Back to today. So I end up in a group of the most outdoorsy and optimistic Vermonters of them all. They are both lovely people, but they're good friends, and I feel, as I've been saying for weeks, that they're just not my people. We have to share our strengths and weaknesses, and comment on each other and how we see them working with students (in a positive affirming way -- this is not as scary as it sounds), so I share with them that I think my strengths lie in the academic: I get how to plan a unit, follow it through, and assess my kids. On the other hand, I suck as working in community and connecting content to real life, which these two are rock-stars at doing.

Their feedback is all positive: "Great job being self-reflective...I think you're very creative with the kids, and you're theatrical! You should add that to the list." But when it gets to be their turn, the discussion centers around their thing.

At our workplace, it is natural for people to fall into a niche, a place where they belong in which they can thrive and share with the community. One guy is the film guy. One guy is the gardening/composting guy. A couple guys are the music guys, and a couple are lit guys. One girl is the artsy girl, another guy is a culinary guy. I desperately want a thing, and these two had them -- outdoorsy rec team-building and literature/speech. And I was left with a vague sense of "Where do I fit in?"

Immediately after that discussion, one of the program directors mentioned that she was starting a group after school that was going to be run like a college class, with journal reading, reflections, and writing assignments. Well, sign me up! I jumped all over that. She also mentioned an aside about how she was thinking about putting together a research piece for a periodical, and I jumped on that as well, approaching her afterward to offer to do research or write protocols or analyze data, etc. This is what I'm good at...unfortunately, it in no way affects our kids, because I can't teach them to be in college classes or write hard-core academic articles. And even if I could...how boring would that be?

So the good for today was the opportunity to participate in some academic stuff in the near future. The negative was realizing that I don't have a niche at work, and, even more depressing, I have no concept of what that niche might be. Part of the issue is that through a lack of communication, they hired me as a math/science teacher (ugh), and as a compromise are letting me teach English and Social Studies, meaning I am, once again, the jack of all trades without an opportunity to specialize in anything.

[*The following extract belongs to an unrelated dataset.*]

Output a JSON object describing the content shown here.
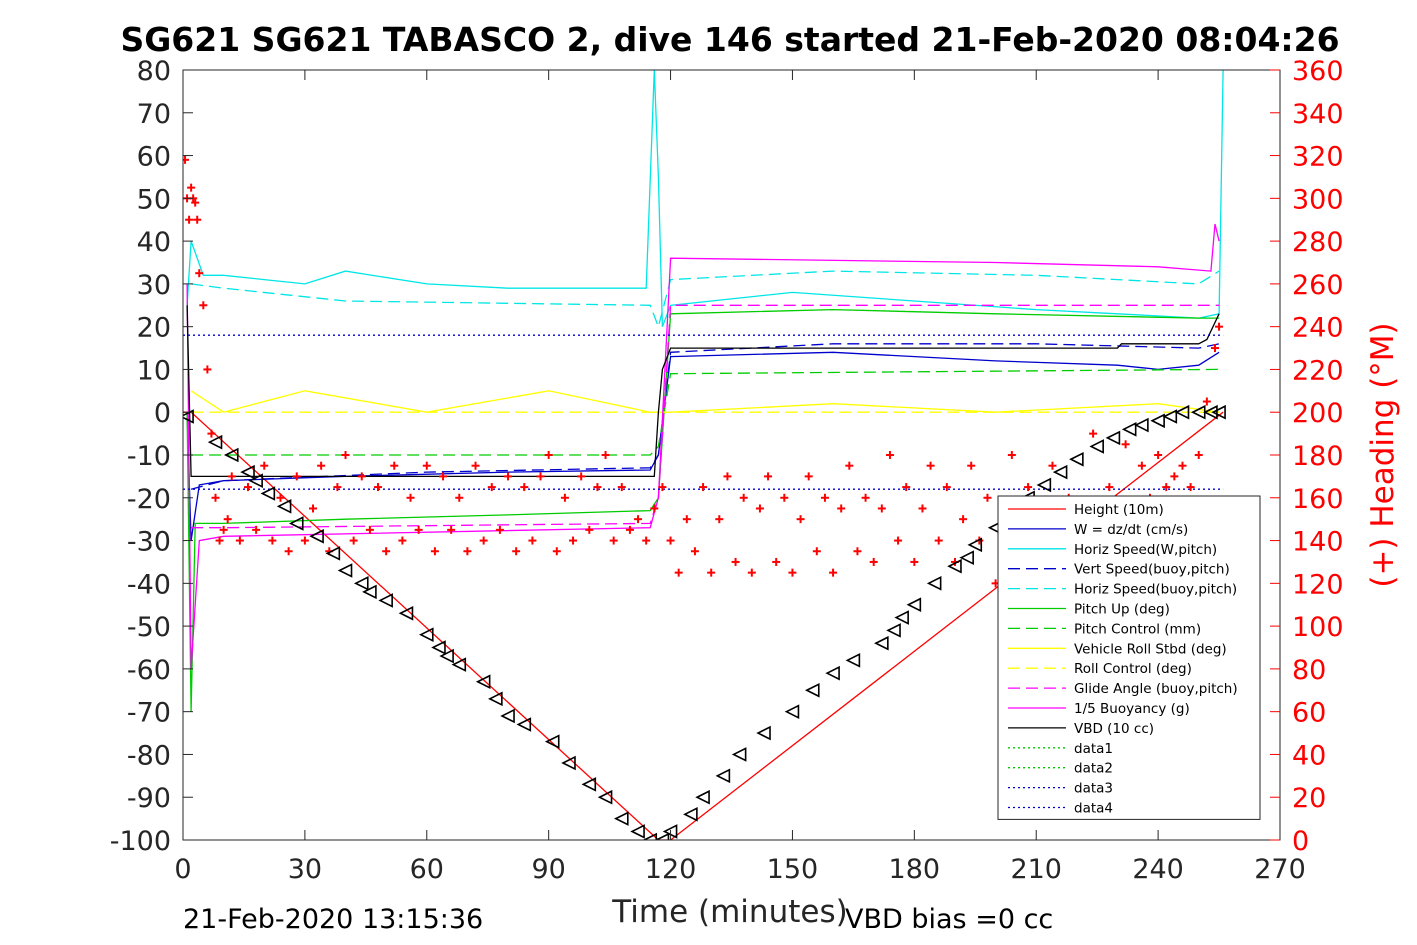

I guess I should brainstorm a list of "Things I Like to Do and Could Share with Kids." Maybe that will be an upcoming blog entry...

2 comments:

Astra Libris said...

Becky, those people are insane if they think they're not "your people!" It's their loss! It's just 'cause they're jealous that you're brilliant and awesome and fun to be around... Seriously!

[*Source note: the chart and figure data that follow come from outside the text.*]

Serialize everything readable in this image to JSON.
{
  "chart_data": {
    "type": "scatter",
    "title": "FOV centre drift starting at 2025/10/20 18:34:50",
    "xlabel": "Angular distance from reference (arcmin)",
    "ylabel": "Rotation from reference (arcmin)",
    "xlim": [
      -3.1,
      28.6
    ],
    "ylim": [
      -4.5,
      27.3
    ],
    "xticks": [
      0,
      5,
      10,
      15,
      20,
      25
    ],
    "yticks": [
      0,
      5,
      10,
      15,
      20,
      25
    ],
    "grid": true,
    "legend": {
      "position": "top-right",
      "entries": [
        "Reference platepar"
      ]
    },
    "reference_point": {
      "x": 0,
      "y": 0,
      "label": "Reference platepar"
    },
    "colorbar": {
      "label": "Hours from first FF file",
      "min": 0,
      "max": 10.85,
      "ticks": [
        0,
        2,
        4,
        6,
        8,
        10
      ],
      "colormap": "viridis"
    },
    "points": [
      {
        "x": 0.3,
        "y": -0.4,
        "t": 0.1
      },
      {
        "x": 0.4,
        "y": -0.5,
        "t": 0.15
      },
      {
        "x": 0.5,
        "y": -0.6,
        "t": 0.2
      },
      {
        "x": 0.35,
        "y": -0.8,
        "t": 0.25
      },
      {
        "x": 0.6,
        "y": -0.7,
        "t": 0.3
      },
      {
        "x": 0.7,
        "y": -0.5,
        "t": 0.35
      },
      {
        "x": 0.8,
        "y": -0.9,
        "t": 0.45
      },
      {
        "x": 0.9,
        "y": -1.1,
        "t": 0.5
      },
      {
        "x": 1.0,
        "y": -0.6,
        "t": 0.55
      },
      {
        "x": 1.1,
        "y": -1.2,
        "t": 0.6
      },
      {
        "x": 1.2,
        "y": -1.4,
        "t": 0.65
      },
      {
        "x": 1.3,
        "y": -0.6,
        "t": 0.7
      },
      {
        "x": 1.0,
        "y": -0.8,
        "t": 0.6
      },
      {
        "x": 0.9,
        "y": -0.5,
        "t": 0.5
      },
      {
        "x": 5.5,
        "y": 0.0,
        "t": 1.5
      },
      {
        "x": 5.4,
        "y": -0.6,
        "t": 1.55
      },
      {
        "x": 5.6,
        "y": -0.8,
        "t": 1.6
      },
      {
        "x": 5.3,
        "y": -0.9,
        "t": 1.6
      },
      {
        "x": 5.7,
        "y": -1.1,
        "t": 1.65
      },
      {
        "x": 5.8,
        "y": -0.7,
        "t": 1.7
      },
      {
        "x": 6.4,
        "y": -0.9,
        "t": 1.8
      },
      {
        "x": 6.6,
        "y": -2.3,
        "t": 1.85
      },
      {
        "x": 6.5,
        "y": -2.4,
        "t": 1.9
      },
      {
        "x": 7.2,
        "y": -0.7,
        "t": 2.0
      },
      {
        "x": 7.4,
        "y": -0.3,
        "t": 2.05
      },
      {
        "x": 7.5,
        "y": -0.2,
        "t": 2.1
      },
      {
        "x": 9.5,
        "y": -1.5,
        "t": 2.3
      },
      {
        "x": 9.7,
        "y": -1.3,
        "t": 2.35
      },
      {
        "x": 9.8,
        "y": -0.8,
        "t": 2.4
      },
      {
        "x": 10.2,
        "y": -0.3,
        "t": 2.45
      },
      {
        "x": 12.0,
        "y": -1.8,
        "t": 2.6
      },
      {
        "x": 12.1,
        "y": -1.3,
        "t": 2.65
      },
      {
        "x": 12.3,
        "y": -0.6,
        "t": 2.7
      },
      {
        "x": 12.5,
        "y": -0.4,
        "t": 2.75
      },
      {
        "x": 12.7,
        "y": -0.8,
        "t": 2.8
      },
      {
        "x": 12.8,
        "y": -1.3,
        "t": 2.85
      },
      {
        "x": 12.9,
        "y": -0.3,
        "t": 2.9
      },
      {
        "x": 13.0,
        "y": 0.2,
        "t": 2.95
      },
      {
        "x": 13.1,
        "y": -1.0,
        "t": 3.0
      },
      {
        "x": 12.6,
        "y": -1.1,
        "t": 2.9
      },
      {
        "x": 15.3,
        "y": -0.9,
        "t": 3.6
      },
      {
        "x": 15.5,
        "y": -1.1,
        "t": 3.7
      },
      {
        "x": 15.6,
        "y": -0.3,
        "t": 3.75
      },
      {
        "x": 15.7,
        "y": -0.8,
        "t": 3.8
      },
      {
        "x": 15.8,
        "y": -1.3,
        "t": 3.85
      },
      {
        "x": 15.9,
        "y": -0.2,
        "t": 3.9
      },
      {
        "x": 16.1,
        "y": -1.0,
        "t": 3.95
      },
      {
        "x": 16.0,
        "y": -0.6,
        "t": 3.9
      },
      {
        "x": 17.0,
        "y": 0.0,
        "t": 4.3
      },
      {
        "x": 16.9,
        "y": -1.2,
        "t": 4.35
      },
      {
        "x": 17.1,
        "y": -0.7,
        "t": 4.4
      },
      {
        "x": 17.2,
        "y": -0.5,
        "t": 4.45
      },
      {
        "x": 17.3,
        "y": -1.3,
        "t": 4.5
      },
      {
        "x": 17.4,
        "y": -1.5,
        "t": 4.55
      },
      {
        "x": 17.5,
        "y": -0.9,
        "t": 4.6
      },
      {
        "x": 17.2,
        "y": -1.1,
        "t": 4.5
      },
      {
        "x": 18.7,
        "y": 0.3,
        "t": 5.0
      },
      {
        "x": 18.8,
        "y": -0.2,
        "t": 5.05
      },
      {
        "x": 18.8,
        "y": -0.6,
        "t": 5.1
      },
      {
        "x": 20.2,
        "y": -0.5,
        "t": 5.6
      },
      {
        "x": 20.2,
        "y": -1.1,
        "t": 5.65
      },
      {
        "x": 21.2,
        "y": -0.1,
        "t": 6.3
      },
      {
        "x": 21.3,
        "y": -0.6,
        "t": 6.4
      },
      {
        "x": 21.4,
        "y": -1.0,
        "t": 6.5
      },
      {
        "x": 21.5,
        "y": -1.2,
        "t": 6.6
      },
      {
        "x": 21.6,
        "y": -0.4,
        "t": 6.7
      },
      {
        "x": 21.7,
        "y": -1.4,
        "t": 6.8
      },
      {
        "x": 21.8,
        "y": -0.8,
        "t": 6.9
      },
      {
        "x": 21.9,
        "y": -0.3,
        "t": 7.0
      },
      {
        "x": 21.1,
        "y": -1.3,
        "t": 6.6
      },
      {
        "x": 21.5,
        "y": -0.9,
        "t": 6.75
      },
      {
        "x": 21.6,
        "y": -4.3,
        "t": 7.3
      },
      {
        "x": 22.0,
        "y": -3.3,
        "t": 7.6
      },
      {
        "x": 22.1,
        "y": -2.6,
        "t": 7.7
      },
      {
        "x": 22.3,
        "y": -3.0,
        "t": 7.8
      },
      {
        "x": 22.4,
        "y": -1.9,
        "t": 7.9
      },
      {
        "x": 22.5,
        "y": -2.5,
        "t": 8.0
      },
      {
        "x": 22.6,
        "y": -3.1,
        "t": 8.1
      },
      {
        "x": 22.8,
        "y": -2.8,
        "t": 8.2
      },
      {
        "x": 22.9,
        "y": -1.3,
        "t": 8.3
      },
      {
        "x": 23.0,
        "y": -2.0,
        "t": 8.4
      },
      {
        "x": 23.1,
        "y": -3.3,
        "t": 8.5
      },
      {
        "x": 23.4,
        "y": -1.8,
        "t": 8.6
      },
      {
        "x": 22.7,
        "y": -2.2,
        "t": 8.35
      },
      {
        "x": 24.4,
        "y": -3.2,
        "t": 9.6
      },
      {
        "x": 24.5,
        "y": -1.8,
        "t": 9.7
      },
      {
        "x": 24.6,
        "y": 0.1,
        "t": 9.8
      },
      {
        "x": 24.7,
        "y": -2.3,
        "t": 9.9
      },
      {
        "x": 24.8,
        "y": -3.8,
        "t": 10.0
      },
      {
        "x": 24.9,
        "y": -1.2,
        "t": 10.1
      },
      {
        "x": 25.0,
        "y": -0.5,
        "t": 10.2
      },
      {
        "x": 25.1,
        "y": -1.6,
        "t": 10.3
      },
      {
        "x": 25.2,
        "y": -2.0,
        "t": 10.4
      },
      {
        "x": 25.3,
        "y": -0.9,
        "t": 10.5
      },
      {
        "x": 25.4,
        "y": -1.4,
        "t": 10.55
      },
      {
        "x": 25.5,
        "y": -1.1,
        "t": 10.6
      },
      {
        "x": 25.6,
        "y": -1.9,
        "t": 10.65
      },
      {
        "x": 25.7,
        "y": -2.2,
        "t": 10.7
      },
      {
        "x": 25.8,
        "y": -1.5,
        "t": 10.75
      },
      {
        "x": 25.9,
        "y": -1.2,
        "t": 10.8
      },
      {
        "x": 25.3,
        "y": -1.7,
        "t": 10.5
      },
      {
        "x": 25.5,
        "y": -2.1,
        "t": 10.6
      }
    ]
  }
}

Btw, I can sympathize that being a "jack of all trades" can be very unnerving when it comes to finding one's "place..." When I was growing up I often wished that I had just one passion, one singular thing to which I was devoted, to the exclusion of everything else, like art, or something of the sort, so I'll just tell you what my mom told me all the time: "It's a hard life, being good at everything..." ;-)

*big hugs*

ann walter said...

Direct a show. I think that is where you will make your mark.
By the way, you don't need a niche, you are spectacular in most everything.